I am running the following function to profile a BigQuery query:
# q = "SELECT * FROM bqtable LIMIT 1''' def run_query(q): t0 = time.time() client = bigquery.Client() t1 = time.time() res = client.query(q) t2 = time.time() results = res.result() t3 = time.time() records = [_ for _ in results] t4 = time.time() print (records) print ("Initialize BQClient: %.4f | ExecuteQuery: %.4f | FetchResults: %.4f | PrintRecords: %.4f | Total: %.4f | FromCache: %s" % (t1-t0, t2-t1, t3-t2, t4-t3, t4-t0, res.cache_hit))
And, I get something like the following:
Initialize BQClient: 0.0007 | ExecuteQuery: 0.2854 | FetchResults: 1.0659 | PrintRecords: 0.0958 | Total: 1.4478 | FromCache: True
I am running this on a GCP machine and it is only fetching ONE result in location US (same region, etc.), so the network transfer should (I hope?) be negligible. What's causing all the overhead here?
I tried this on the GCP console and it says the cache hit takes less than
0.1s to return, but in actuality, it's over a second. Here is an example video to illustrate: https://www.youtube.com/watch?v=dONZH1cCiJc.
Notice for the first query, for example, it says it returned in 0.253s from cache:
However, if you view the above video, the query actually STARTED at 7 seconds and 3 frames --
And it COMPLETED at 8 seconds and 13 frames --
That is well over a second -- almost a second and a half!! That number is similar to what I get when I execute a query from the command-line in python.
So why then does it report that it only took
0.253s when in actuality, to do the query and return the one result, it takes over five times that amount?

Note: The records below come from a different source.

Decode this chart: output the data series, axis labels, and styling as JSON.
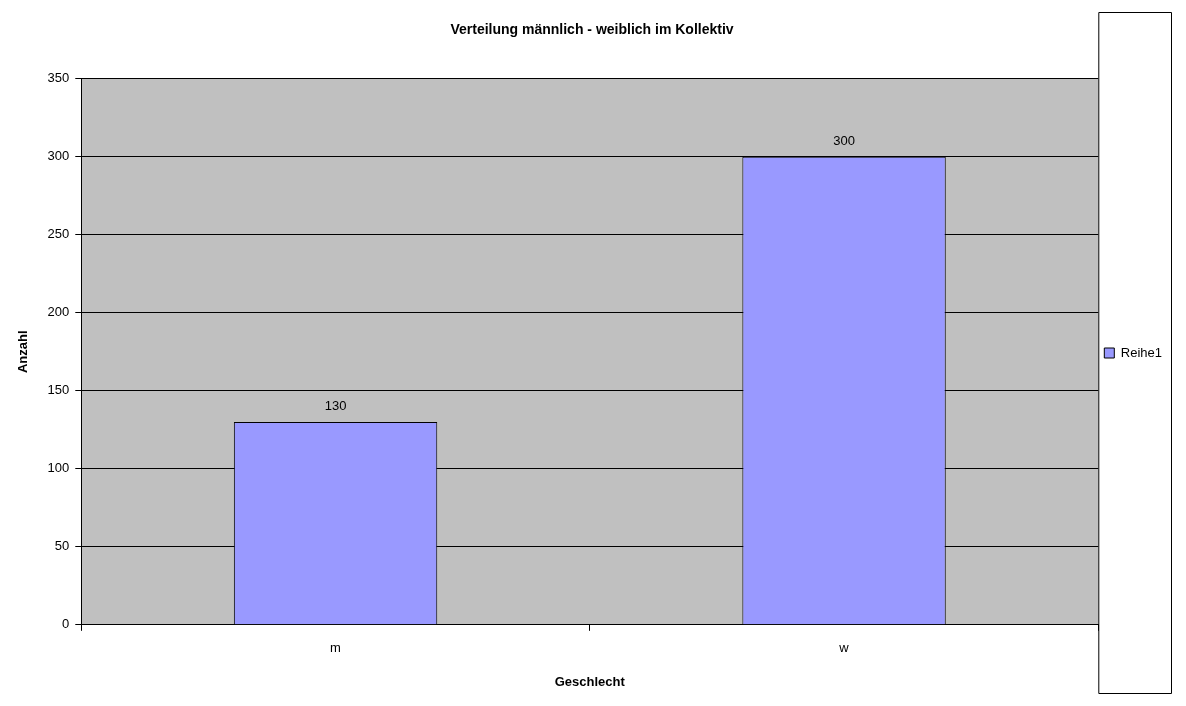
{
  "chart_data": {
    "type": "bar",
    "title": "Verteilung männlich - weiblich im Kollektiv",
    "xlabel": "Geschlecht",
    "ylabel": "Anzahl",
    "categories": [
      "m",
      "w"
    ],
    "series": [
      {
        "name": "Reihe1",
        "color": "#9999ff",
        "values": [
          130,
          300
        ]
      }
    ],
    "ylim": [
      0,
      350
    ],
    "yticks": [
      0,
      50,
      100,
      150,
      200,
      250,
      300,
      350
    ],
    "grid": "y",
    "legend": "right",
    "data_labels": true
  }
}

In other words, it seems like there's about a second overhead REGARDLESS of the query time (which are not noted at all in the execution details). Are there any ways to reduce this time?
The UI is reporting the query execution time, not the total time.
Query execution time is how long it takes BigQuery to actually scan the data and compute the result. If it's just reading from cache then it will be very quick and usually under 1 second, which reflects the timing you're seeing.
However that doesn't include downloading the result table and displaying it in the UI. You measured this yourself in your Python script which shows the
FetchResults step taking over 1 second, and this is the same thing that's happening in the browser console. For example, a cached query containing millions of rows will be executed very quickly but might take 30 seconds to fully download.
BigQuery is a large-scale analytical (OLAP) system and is designed for throughput rather than latency. It uses a distributed design with an intensive planning process and writes all results to temporary tables. This allows it to process petabytes in seconds but the trade-off is that every query will take a few seconds to run, no matter how small.
You can look at the official documentation for more info on query planning and performance, but in this situation there is no way to reduce the total latency any further and a few seconds is currently the best case scenario for BigQuery.
If you need lower response times for repeated queries then you should look into storing the results in your own caching layer (like Redis), or using BigQuery to aggregate data into a much smaller dataset and then storing that in a traditional relational database (like Postgres or MySQL).